Its filled with contradictions and inconsistencies. Characters fade away
never to be seen again without explanation, the cetology chapters are written
in an unidentified narrative voice and Ishmael's own voice changes
dramatically from the opening chapters to the final near apocalypse.
And, at one point, after showing us time and time again how Moby, like the
gold doubloon nailed to the mast on the Pequod, is many different things to
many people and all things to at least one, the book does come right out and
boldy assert that Moby is also a symbol.
For what, you might ask?
Fine, I'll leave you with the book. (I spent a full semester, 16 weeks, just
reading this one book with two classes of 20 students each a couple of years
ago, by the way. We read it page by page in class, slowly and deliberately
and patiently and with a completely open mind to whatever anyone wanted to
advance, and because of the book we were forced also to learn history and
philosphy and the history of philosophyand literature and whaling and
Shakespeare and Milton and more stuff than I can name -- the book is its own
encyclopedia of provocation.)
Here is Moby as symbol. Melville on whiteness:
"But not yet have we solved the incantation of this whiteness, and learned
why it appeals with such power to the soul; and more strange and far more
portentous -- why, as we have seen, it is at once the most meaning symbol of
spiritual things, nay, the very veil of Christian's Deity; and yet should be
as it is, the intensifying agent in things the most apalling to mankind.
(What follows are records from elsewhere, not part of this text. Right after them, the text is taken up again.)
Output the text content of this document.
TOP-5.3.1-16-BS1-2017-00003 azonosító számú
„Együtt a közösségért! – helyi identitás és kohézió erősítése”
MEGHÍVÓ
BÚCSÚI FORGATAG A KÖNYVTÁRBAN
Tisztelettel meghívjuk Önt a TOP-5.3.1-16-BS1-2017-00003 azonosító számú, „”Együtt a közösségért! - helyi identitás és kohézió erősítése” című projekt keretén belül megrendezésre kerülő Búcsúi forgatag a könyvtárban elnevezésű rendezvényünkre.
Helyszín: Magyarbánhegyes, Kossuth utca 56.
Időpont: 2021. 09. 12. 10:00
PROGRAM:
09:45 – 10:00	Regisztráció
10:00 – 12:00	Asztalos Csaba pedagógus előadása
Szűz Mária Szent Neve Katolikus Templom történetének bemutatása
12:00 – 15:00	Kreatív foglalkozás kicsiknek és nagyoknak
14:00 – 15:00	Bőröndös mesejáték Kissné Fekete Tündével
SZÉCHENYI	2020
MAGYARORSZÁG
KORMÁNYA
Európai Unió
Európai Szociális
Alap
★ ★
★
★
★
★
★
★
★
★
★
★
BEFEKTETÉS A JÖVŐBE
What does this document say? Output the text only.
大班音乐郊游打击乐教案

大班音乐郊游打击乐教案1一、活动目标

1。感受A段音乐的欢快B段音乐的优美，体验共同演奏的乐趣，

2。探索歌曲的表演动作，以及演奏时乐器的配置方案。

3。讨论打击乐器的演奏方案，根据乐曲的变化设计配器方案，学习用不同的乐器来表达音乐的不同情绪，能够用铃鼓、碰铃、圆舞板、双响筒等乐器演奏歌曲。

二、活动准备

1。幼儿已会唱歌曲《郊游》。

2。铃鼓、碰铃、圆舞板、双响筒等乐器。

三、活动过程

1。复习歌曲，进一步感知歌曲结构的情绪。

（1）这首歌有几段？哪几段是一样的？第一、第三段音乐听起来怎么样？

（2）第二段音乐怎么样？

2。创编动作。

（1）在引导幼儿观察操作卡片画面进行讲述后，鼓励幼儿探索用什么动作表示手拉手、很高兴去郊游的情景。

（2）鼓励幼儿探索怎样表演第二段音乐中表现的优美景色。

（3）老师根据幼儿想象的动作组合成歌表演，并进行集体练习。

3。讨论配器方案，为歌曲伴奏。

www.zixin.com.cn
"Is it that by its idefiniteness it shadows forth from the heartless voids
and immensities of the universe, and thus stabs us from behind with the
thought of annihilation, when beholding the white depths of the milky way?
Or is it, that as an essence, whiteness is not so much a color and the
visible absence of color, and at the same time the concrete of all colors; is
it for these reasons that there is such a dumb blankness, full of meaning, in
a wide landscape of snows -- a colorless, all-color of atheism, from which we
shrink? And when we consider that other theory of the natural philosphers,
that all other earthly hues -- every stately or lovely emblazoning -- the
sweet tinges of sunset skies and woods; yea, and the gilded velvets of
butterflies and the butterfly cheeks of young girls; all these are but
subtile deceits, not actually inherent in substances, but only laid on from
without; so that all deified Nature absolutely paints like the harlot, whose
allurements cover nothing but the charnel-house within; and when we proceed
further, and consider that the mystical cosmetic which produces every one of
her hues, the great prinicple of light, forever remains white or colorless in
itself, and if operating without medium upon matter, would touch all objects,
even tulips and roses, with its own blank tinge -- pondering all this, the
palsied universe lies before us a leper; and like wilful travellers in
Lapland, who refuse to wear colored and coloring glasses upon their eyes, so
the wretched infidel gazes himself blind at the monumental white shroud that
wraps all the prospect around him. And of all these things the Albino whale
was the symbol. Wonder ye then at the fiery hunt?"